慧命老法師在前南斯拉夫出版的著作之所以特別有意義，在於其能在一個宗教自由受禁錮的共產主義國家介紹傳播佛教。他自稱是一個「禁果的經紀人」。他翻譯的一首巴利文詩『犀牛』（Khaggavisana Sutta from the Suttanipata）未經他的同意，他的朋友就迫不及待地給出版了；這首詩對藝術家與知識份子的影響深遠，竟成了他們在南斯拉夫對佛教與佛教僧侶的定義。
二次世界大戰之後，慧命老法師在南斯拉夫駐意大利羅馬與西德波恩的外交辦事處工作。旋後他獲得 Zagreb 大學的博士學位，並於該大學擔任副教授。他亦曾受印度許多大學榮邀為訪問學者教授。當他的女兒也取得博士學位時，他感到該是他履行夙願的時候了。一九六六年，他在素有「隱士島」之稱的斯里蘭卡的佛教僧團受戒出家；一九六八年，受具足戒。
慧命老法師在萬佛聖城度過他生命的最後六個春秋；他一邊講學，一邊作為長老比丘而經常主持各種儀式。這期間，他翻譯並出版了兩部著作：一是在一九九○年將 Dhammapada 翻譯成他的本國語言；另一部是將《從佛教哲理看宗教》翻譯成英文。（一九九二年法界佛教大學出版）。
Bhikkhu Nanajivako Maha Thera died peacefully during the night of December 28, 1997, at his home at the City of Ten Thousand Buddhas, Talmage, California.
A native of Yugoslavia, Bhikkhu (the title of a Buddhist monk) Nanajivako Cedomil Velajacic, Ph.D., arrived at the City of Ten Thousand Buddhas in the summer of 1989 as a refugee from war-torn Sri Lanka with one robe, his daughter, and a remarkable past.
Coming to America was Bhikkhu Nanajivako’s fourth experience as a refugee. He was born June 19, 1915, as a refugee, became a refugee again during World War II, and was a refugee in another sense when he left his native country to become a Buddhist monk. At his birth, his mother fled with him from Bosnia, where World War I was beginning, to Zagreb. In 1944, after his daughter was born, he and his family were evacuated from an Italian province of Yugoslavia to southern Italy during the Anglo-American occupation of World War II.
Shortly before the evacuation, he happened to find some Buddhist literature in an Italian bookstore. In one of the Sutras (Buddhist scriptures), he found his own vegetarian convictions expressed by the Buddha’s advice to the physician Jivako: "If you see, are told, or have doubts that a food contains meat, don’t eat it." Years later, he renounced his nationality, his property, his family, and his career as a professor to take the name of the physician as his own name and become a member of the Buddhist Sangha (monastic order) in Sri Lanka.

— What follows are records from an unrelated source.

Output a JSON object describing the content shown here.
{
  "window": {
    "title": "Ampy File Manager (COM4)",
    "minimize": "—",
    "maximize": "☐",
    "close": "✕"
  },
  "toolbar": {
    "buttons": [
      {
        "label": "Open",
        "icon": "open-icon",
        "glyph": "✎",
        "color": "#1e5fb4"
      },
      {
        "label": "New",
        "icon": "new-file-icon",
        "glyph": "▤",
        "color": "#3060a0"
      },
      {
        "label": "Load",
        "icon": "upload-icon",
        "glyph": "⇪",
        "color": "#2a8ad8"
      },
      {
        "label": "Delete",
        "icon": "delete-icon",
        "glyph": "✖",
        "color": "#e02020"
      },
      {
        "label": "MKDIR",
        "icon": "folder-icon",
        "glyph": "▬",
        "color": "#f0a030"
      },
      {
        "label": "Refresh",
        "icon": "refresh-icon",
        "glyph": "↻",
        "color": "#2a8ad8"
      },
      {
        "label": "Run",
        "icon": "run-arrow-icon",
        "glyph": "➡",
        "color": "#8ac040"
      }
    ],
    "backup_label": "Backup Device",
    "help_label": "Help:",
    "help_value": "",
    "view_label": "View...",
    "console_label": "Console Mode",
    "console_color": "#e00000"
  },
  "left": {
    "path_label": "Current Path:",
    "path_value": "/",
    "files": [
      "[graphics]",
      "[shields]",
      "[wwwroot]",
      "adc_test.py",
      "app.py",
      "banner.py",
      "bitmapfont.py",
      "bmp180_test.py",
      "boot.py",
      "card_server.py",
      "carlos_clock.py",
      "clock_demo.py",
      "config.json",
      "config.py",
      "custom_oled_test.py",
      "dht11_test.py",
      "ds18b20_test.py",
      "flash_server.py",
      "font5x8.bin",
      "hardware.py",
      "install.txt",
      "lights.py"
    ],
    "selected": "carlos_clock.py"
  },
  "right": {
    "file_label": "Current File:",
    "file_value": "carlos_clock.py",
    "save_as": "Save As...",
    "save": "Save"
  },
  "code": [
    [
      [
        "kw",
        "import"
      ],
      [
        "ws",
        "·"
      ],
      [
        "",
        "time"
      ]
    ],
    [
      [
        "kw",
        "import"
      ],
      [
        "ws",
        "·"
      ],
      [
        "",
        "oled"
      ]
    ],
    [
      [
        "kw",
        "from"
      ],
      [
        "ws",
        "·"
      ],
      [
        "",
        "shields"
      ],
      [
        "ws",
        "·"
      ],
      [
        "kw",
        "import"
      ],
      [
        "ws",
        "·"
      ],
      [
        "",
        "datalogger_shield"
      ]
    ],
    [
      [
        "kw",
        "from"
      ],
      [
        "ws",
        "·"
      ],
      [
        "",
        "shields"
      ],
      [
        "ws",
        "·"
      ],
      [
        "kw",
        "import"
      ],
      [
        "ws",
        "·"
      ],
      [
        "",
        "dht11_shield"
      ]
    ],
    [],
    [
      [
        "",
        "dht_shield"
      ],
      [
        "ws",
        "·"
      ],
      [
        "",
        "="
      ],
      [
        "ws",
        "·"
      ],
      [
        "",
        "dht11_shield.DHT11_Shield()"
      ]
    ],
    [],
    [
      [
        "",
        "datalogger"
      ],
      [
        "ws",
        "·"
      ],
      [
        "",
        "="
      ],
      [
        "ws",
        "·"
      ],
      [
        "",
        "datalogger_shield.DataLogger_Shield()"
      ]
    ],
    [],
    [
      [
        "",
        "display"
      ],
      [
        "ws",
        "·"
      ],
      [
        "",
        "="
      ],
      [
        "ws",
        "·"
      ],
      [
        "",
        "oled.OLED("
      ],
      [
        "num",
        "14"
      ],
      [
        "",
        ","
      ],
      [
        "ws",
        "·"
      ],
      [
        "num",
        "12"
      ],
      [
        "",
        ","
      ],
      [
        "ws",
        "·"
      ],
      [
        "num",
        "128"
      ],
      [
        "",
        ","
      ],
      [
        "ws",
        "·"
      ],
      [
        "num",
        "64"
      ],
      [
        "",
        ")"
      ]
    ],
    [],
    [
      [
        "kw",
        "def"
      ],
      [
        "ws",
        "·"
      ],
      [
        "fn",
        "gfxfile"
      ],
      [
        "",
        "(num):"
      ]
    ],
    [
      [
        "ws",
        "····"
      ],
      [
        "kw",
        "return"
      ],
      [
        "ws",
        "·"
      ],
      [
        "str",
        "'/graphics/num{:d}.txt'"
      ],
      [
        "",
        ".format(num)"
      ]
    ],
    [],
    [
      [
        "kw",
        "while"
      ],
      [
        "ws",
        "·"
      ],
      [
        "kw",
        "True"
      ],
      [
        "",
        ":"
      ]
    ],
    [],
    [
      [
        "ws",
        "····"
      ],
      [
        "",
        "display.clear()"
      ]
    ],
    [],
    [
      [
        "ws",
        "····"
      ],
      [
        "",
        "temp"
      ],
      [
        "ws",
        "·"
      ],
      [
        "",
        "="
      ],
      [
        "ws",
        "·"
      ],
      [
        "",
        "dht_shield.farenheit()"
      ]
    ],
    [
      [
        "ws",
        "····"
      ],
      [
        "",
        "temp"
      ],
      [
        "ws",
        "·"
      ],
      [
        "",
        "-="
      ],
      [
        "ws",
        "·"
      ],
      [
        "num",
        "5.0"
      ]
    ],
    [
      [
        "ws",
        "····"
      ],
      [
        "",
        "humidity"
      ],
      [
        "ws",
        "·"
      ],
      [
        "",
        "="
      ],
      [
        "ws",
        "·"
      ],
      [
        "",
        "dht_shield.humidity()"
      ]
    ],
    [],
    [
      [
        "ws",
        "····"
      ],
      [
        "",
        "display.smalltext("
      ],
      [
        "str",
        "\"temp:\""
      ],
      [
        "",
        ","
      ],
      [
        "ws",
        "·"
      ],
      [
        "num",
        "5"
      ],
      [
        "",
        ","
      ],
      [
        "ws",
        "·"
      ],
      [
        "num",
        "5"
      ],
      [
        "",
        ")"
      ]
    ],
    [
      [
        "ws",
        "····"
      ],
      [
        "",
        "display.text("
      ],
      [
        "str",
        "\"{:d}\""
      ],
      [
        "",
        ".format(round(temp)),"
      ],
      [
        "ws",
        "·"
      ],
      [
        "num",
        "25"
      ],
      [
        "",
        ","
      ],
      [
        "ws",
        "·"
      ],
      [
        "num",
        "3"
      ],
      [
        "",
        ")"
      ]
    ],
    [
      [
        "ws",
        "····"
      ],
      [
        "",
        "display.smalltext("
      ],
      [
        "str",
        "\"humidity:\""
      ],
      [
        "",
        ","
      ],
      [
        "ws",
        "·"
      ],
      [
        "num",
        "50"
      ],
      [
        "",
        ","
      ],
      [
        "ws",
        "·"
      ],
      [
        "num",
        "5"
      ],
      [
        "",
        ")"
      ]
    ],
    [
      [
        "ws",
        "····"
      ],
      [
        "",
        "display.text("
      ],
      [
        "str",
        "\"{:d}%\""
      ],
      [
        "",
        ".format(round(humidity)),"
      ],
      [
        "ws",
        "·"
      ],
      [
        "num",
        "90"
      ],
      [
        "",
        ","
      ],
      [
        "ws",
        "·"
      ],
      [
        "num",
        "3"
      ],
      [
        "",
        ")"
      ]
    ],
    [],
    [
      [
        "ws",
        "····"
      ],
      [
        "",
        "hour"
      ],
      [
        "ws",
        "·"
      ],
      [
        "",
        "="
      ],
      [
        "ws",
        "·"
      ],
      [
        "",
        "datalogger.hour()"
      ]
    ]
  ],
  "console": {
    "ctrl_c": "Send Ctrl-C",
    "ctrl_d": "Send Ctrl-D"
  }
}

Because he had witnessed first-hand the devastation of war, Bhikkhu Nanajivako spent a lifetime devoted to the study, practice, and teaching of nonviolence. As a youth, he became interested in Buddhism through the teachings of the Theosophical Society, but traditional Buddhist organizations and the authentic Buddhist canon were unavailable to him. The newspapers, however, were filled with articles about Mahatma Gandhi and his teachings on ahimsa—nonviolence. Influenced by Gandhi’s example, Bhikkhu Nanajivako became a vegetarian and was an active member of the Vegetarian Society from the time he was nineteen. In 1935, at the age of twenty, he began to spread his ideas by writing and publishing various articles and essays in Yugoslavia on ethics, culture, and vegetarianism.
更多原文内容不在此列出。